The Legacy of the Darkness

di Vitriolic Sheol
(/viewuser.php?uid=139859)

Disclaimer: questo testo è proprietà del suo autore e degli aventi diritto. La stampa o il salvataggio del testo dà diritto ad un usufrutto personale a scopo di lettura ed esclude ogni forma di sfruttamento commerciale o altri usi improri.


Prologo.


Era passato del tempo…. molto tempo da allora. Eppure ancora non riusciva ad entrare
nell’ordine delle idee che i fatti fossero veramente andati così; sembrava tutto così strano, così surreale… il cimitero era vuoto ma, allo stesso tempo, incredibilmente affollato… si chiese se coloro che riposavano laggiù potessero percepire il suo arrivo, sentirne i passi, ascoltarne le parole… si chiese se lui potesse sentire tutto questo, se riuscisse a distinguere la sua voce da tutte quelle che ogni giorno affollavano il camposanto. Si chiese anche se desiderasse che lo raggiungesse, passando per la terra nera e fredda, oltrepassando la cortina lignea della bara per stringersi a lui ed addormentarsi profondamente per l’eternità. Provò ad immaginarlo, togliendo fittiziamente la terra,svellendo il coperchio di legno e la placca di zinco, sdraiato là sotto, addormentato, con i begli occhi chiusi e le guance pallide, contornate dai morbidi capelli.
Non c’era quando lo avevano sepolto, non c’era quando avevano coperto la sfolgorante luce della sua bellezza con un coperchio di zinco, per poi fermarlo con chiodi di metallo, invidiosi di tanta magnificenza.

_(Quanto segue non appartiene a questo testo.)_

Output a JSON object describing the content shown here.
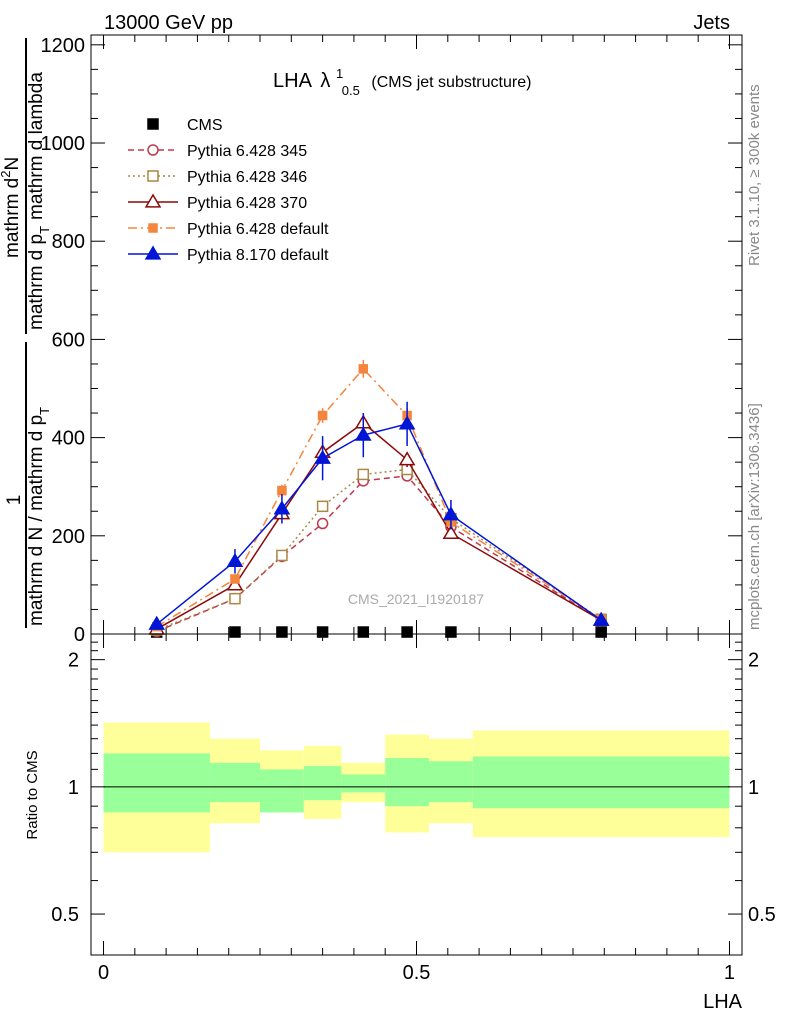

Non c’era. Anche se, pensandoci, forse lui avrebbe voluto che assistesse, per accompagnarlo almeno fino ai neri cancelli d’entrata, verso quel luogo in cui non avrebbe potuto seguirlo.

Non c’era…. perché era altrove, lontano, immobile da un’altra parte.

Guardò un’ultima volta la lapide, lesse l’epitaffio dove vi erano incisi a lettere bronzee il suo nome e le sue date di nascita e di morte, e si chiese come si potesse morire così giovani, in nome di un’utopia, di un ideale…. di un sogno… baciò lievemente la pietra sepolcrale e si incamminò verso il lungo sentiero costeggiato dai cipressi che parevano diventare ogni giorno più neri, assorbendo il dolore e la disperazione dei vivi che visitavano quel posto.

“La vita è sogno”  scriveva Caldèron de la Barca…. e forse non aveva poi così torto.